Alternatively in an equivalent mirror image arrangement, the
transducers operatively associated with each of the elements 1, may
be arranged to transmit signals, perhaps on a time division
multiplex basis, which are received by the reference stations 3, 4
and 5, the signals being used to compute precisely the position of
each transducer and thus the position of its associated element.
Signals received by the reference stations 3, 4 and 5 are fed to a
central processor 6 wherein computations, as aforesaid, are
made.
Referring now to FIG. 2, wherein parts corresponding to FIG. 1,
bear the same numerical designations, the reference stations 3, 4
and 5 are arranged to transmit signals which define their precise
relative positions, these signals being established in the CPU 6
and fed to the reference stations 3, 4 and 5 via lines 7, 8 and 9
respectively. Additionally, the reference stations 3, 4 and 5 are
arranged to transmit information appertaining to a required beam
steering angle which signals define the phase and amplitude
weighting required to produce the required beam steering function.
This information is fed from the CPU to the reference stations 3, 4
and 5 via lines 10, 11 and 12 respectively. Each element of the
array (i.e. the element 1 shown in FIG. 1) comprises a receiving
transducer 13 responsive to the information field radiated by the
reference stations 3, 4 and 5, and in the present example
ultrasonic energy is used for the information field which is
transmitted in a suitably coded form. However, in alternative
arrangements, other information fields may be used using electro
magnetic radiation such as light for example. Signals received by
the antenna 13 are fed to a decoder unit 14 which serves to decode
the received signals and to provide information on lines 15, 16 and
17 for a phase calculation unit 18 which also receives on lines 19
and 20 signals appertaining to a required beam steering function,
such that an output signal on a line 21 is provided which defines
the precise phase of the signal to be radiated to produce the beam
steering function specified. In a similar manner, the decoder unit
14 provides on lines 22, 23 and 24, signals for an amplitude
computation unit 25 which is fed also with beam steering
information on lines 26 and 27 so that the unit 25, which also
takes account of Taylor weighting functions stored in a look-up
table 28 as provided on a line 29, can provide an output signal on
a line 30 appertaining to the appropriate amplitude weighting
function required.

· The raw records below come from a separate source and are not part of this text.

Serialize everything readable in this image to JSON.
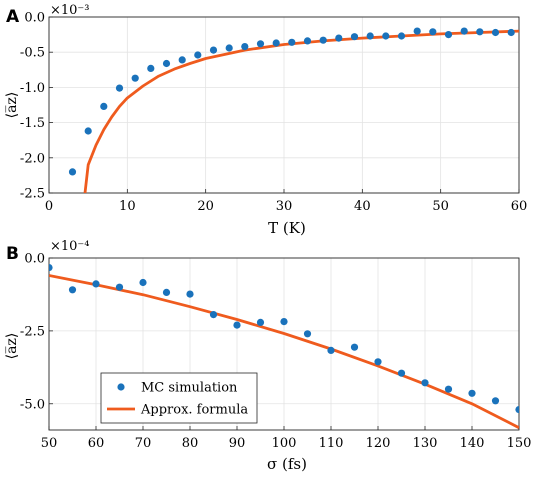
{
  "chart_data": [
    {
      "type": "scatter",
      "panel_label": "A",
      "xlabel": "T (K)",
      "ylabel": "⟨a̅z⟩",
      "exponent_label": "×10⁻³",
      "xlim": [
        0,
        60
      ],
      "ylim": [
        -2.5,
        0
      ],
      "xticks": [
        "0",
        "10",
        "20",
        "30",
        "40",
        "50",
        "60"
      ],
      "yticks": [
        "0.0",
        "-0.5",
        "-1.0",
        "-1.5",
        "-2.0",
        "-2.5"
      ],
      "grid": true,
      "colors": {
        "points": "#1a72bb",
        "line": "#ef5b1e"
      },
      "series": [
        {
          "kind": "points",
          "x": [
            3,
            5,
            7,
            9,
            11,
            13,
            15,
            17,
            19,
            21,
            23,
            25,
            27,
            29,
            31,
            33,
            35,
            37,
            39,
            41,
            43,
            45,
            47,
            49,
            51,
            53,
            55,
            57,
            59
          ],
          "y": [
            -2.2,
            -1.62,
            -1.27,
            -1.01,
            -0.87,
            -0.73,
            -0.66,
            -0.61,
            -0.54,
            -0.47,
            -0.44,
            -0.42,
            -0.38,
            -0.37,
            -0.36,
            -0.34,
            -0.33,
            -0.3,
            -0.28,
            -0.27,
            -0.27,
            -0.27,
            -0.2,
            -0.21,
            -0.25,
            -0.2,
            -0.21,
            -0.22,
            -0.22
          ]
        },
        {
          "kind": "line",
          "x": [
            4.6,
            5,
            6,
            7,
            8,
            9,
            10,
            12,
            14,
            16,
            18,
            20,
            25,
            30,
            35,
            40,
            45,
            50,
            55,
            60
          ],
          "y": [
            -2.5,
            -2.1,
            -1.82,
            -1.6,
            -1.42,
            -1.27,
            -1.15,
            -0.98,
            -0.84,
            -0.74,
            -0.66,
            -0.59,
            -0.47,
            -0.39,
            -0.34,
            -0.3,
            -0.27,
            -0.24,
            -0.22,
            -0.2
          ]
        }
      ]
    },
    {
      "type": "scatter",
      "panel_label": "B",
      "xlabel": "σ (fs)",
      "ylabel": "⟨a̅z⟩",
      "exponent_label": "×10⁻⁴",
      "xlim": [
        50,
        150
      ],
      "ylim": [
        -5.9,
        0
      ],
      "xticks": [
        "50",
        "60",
        "70",
        "80",
        "90",
        "100",
        "110",
        "120",
        "130",
        "140",
        "150"
      ],
      "yticks": [
        "0.0",
        "-2.5",
        "-5.0"
      ],
      "grid": true,
      "colors": {
        "points": "#1a72bb",
        "line": "#ef5b1e"
      },
      "legend": {
        "position": "bottom-left",
        "items": [
          {
            "label": "MC simulation",
            "kind": "points"
          },
          {
            "label": "Approx. formula",
            "kind": "line"
          }
        ]
      },
      "series": [
        {
          "name": "MC simulation",
          "kind": "points",
          "x": [
            50,
            55,
            60,
            65,
            70,
            75,
            80,
            85,
            90,
            95,
            100,
            105,
            110,
            115,
            120,
            125,
            130,
            135,
            140,
            145,
            150
          ],
          "y": [
            -0.33,
            -1.09,
            -0.89,
            -1.0,
            -0.84,
            -1.18,
            -1.24,
            -1.94,
            -2.3,
            -2.21,
            -2.18,
            -2.6,
            -3.17,
            -3.06,
            -3.56,
            -3.95,
            -4.28,
            -4.5,
            -4.64,
            -4.9,
            -5.2
          ]
        },
        {
          "name": "Approx. formula",
          "kind": "line",
          "x": [
            50,
            60,
            70,
            80,
            90,
            100,
            110,
            120,
            130,
            140,
            150
          ],
          "y": [
            -0.6,
            -0.92,
            -1.26,
            -1.67,
            -2.11,
            -2.59,
            -3.12,
            -3.7,
            -4.33,
            -5.0,
            -5.82
          ]
        }
      ]
    }
  ]
}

In the present example it is envisaged that the
elements 1 are, for beam generation purposes, active elements and
thus the signals on lines 21 and 30 are applied to output
amplifiers (not shown) to provide control of the radiated signal to
afford the appropriate phase and amplitude required for a
particular beam steering function.
Various modifications may be made to the arrangement just before
described without departing from the scope of the invention and for
example it will be appreciated that a mirror image arrangement may
be provided whereby the reference stations 3, 4 and 5 are arranged
to receive signals which are transmitted from a transmission
transducer corresponding to the receiving transducer 13.
It will also be appreciated that in a two dimensional planar array
or in a three dimensional array as just before described it is
possible precisely to define the position of each element of the
array whereby improved beam steering operation is afforded.
* * * * *